Da Berlino Resy Canonica
Scelgo il quartiere di Neukölln* come prima meta della giornata e scelgo un locale situato proprio davanti al mercato turco, che si estende lungo uno dei canali di Berlino, per bere il primo caffè. Da qui osservo l’andirivieni della gente tra le bancarelle nel quartiere più popoloso di Berlino e il più ricco di immigrati, soprattutto provenienti dalla Turchia. In Germania le famiglie di quasi tre milioni di persone sono di origine turca. E si stima che nel Paese della Merkel vivano mezzo milione di curdi.
Due cifre queste che, dopo la strage di Ankara, sul quotidiano cittadino “Berliner Zeitung” si traducono nel titolo: “La polizia federale tedesca mette in guardia da scontri tra curdi e turchi“. Dopo aver letto l’articolo, torno a guardare la situazione al mercato: tutto tranquillo.
Tra i quartieri turchi di Berlino - Di Resy Canonica
RSI Info 15.10.2015, 23:45
Non è la prima volta che la Germania è in preallarme per il rischio d’importazione della progressiva escalation di violenza tra lo Stato turco e la comunità curda. Ma questa volta l’onda d’urto è stata provocata dall’attentato più grave della storia della Turchia moderna e tra due settimane si apriranno di nuovo i seggi nel Paese di Erdogan. Come per il voto del 7 giugno, anche il primo novembre andrò in Turchia. E di nuovo sarà Istanbul, la città che accoglie un’ampia comunità curda e che guarda a occidente ogni volta che mette la crocetta sulla scheda elettorale. E, ne sono certa, quando berrò il primo caffè della giornata attorno a Piazza Taksim, vicino al Gezi Park, osserverò persone che hanno almeno un parente a Berlino, e probabilmente proprio qui a Neukölln. Parallelismi che, se scossi, s’incrociano.
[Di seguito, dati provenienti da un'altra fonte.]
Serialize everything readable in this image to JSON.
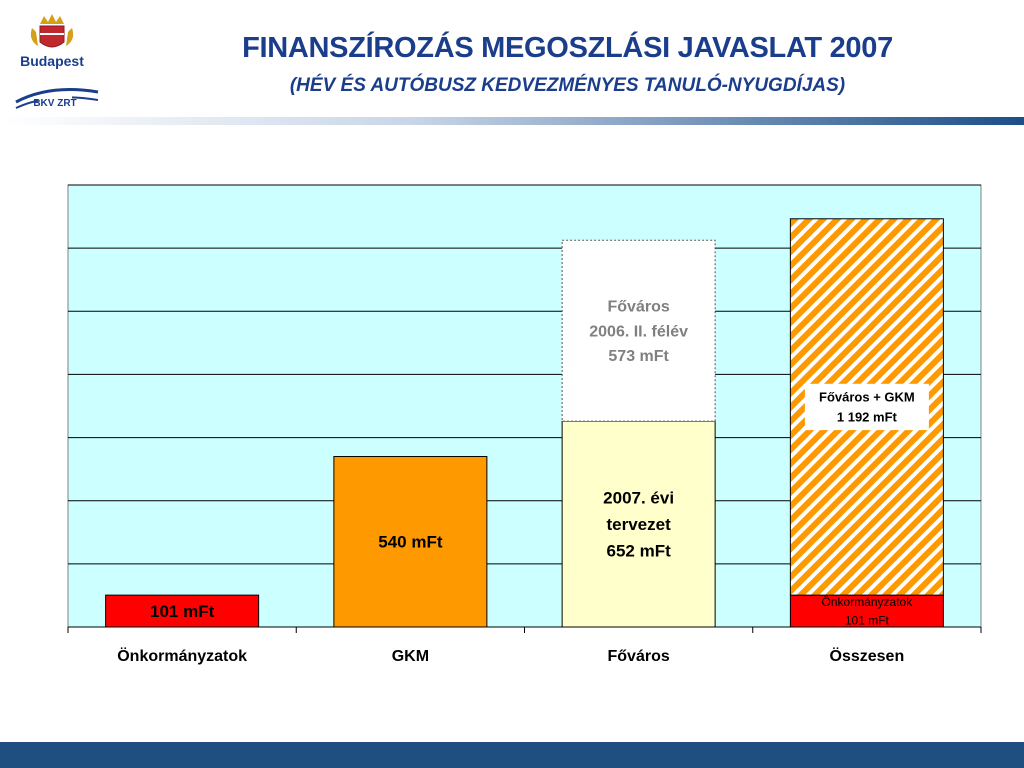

Dopo il titolo sul giornale, tocca al notiziario radio, in cui il presidente della comunità turca in Germania esprime la propria preoccupazione per il rischio di scontri tra l’espressione più estremista delle due comunità. Di nuovo, torno a guardare la situazione al mercato: tutto tranquillo. Ma l’attenzione della polizia tedesca è riposta soprattutto sui 14’000 curdi che sostengono il PKK e sul movimento ultranazionalista dei “Lupi Grigi”. In effetti mi torna in mente che una decina di giorni fa un ufficio del partito filocurdo HDP nel quartiere di Kreuzberg, proprio qui dietro l’angolo, ha subito un attacco incendiario. Le indagini sono ancora in corso.
Sono questi i fatti che hanno fatto appena dire alla parlamentare di origine curda, Evrim Sommer, che: “La Turchia è a un passo dalla guerra civile, con ripercussioni anche in Germania”. Torno a guardarmi attorno, tutto tranquillo, ma si è fatto tardi e mi rimetto in cammino. E sento che mi fa bene pensare che le recenti manifestazioni pro-curde nelle principali città tedesche si siano svolte tutte in modo pacifico. Come la normalità che si respira su questa strada di una Germania che ha deciso di aprire i propri confini al mondo e che ora questo mondo le sta suonando la propria musica nel ventre, accordi e disaccordi compresi.